US 12,393,864 B2
Reinforcement learning with quantum oracle
Daochen Wang, College Park, MD (US); Aarthi Meenakshi Sundaram, Seattle, WA (US); Robin Ashok Kothari, Seattle, WA (US); Martin Henri Roetteler, Woodinville, WA (US); and Ashish Kapoor, Kirkland, WA (US)
Assigned to Microsoft Technology Licensing, LLC, Redmond, WA (US)
Filed by Microsoft Technology Licensing, LLC, Redmond, WA (US)
Filed on Jan. 27, 2021, as Appl. No. 17/160,309.
Prior Publication US 2022/0253743 A1, Aug. 11, 2022
Int. Cl. G06N 10/00 (2022.01); G06N 7/01 (2023.01); G06N 20/00 (2019.01)

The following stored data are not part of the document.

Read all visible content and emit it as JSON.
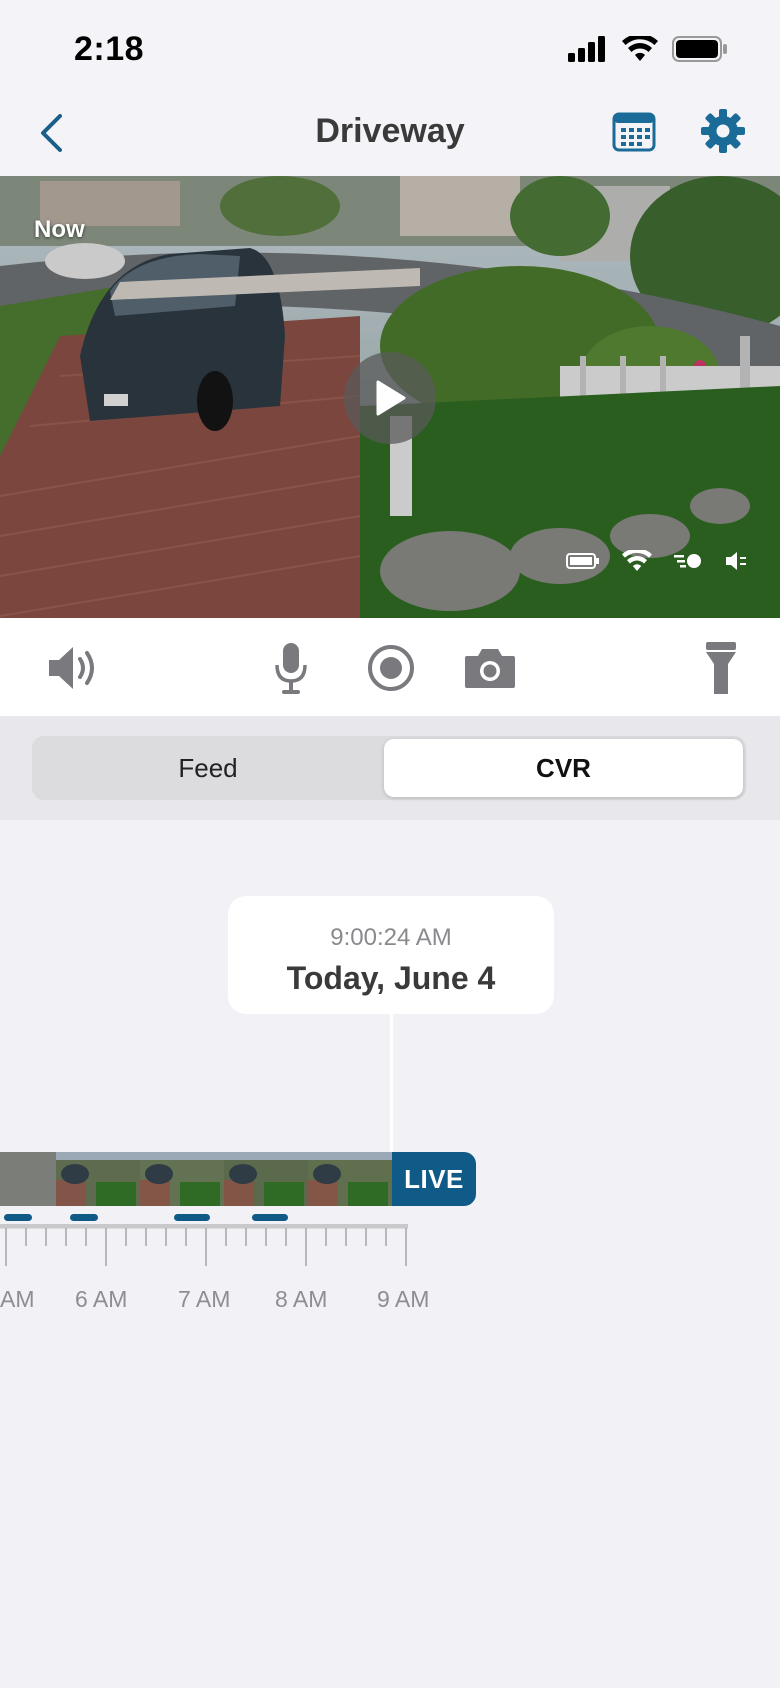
{
  "status_bar": {
    "time": "2:18"
  },
  "nav": {
    "title": "Driveway",
    "back_icon": "chevron-left-icon",
    "calendar_icon": "calendar-icon",
    "settings_icon": "gear-icon"
  },
  "video": {
    "now_label": "Now"
  },
  "segments": {
    "feed_label": "Feed",
    "cvr_label": "CVR",
    "selected": "CVR"
  },
  "timeline": {
    "time": "9:00:24 AM",
    "date": "Today, June 4",
    "live_label": "LIVE",
    "hour_labels": [
      "AM",
      "6 AM",
      "7 AM",
      "8 AM",
      "9 AM"
    ]
  },
  "colors": {
    "accent": "#0f5a86",
    "background": "#f1f1f6"
  }
}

CPC G06N 20/00 (2019.01) [G06N 7/01 (2023.01); G06N 10/00 (2019.01)] 19 Claims
OG exemplary drawing
 
1. A computing device comprising:
a processor configured to:
transmit, to a quantum coprocessor, instructions to encode a Markov decision process (MDP) model as a quantum oracle; and
train a reinforcement learning model at least in part by:
transmitting a plurality of superposition queries to the quantum oracle encoded at the quantum coprocessor, wherein:
a number of the superposition queries is proportional to an inverse of a target accuracy; and
the target accuracy is a predefined maximum distance between an optimal value estimate included in one or more measurement results and an optimal value approximated by the optimal value estimate;
performing one or more measurements at the quantum oracle as specified by the superposition queries;
receiving, from the quantum coprocessor, one or more measurement results of the one or more measurements in response to the plurality of superposition queries; and
updating a policy function of the reinforcement learning model based at least in part on the one or more measurement results.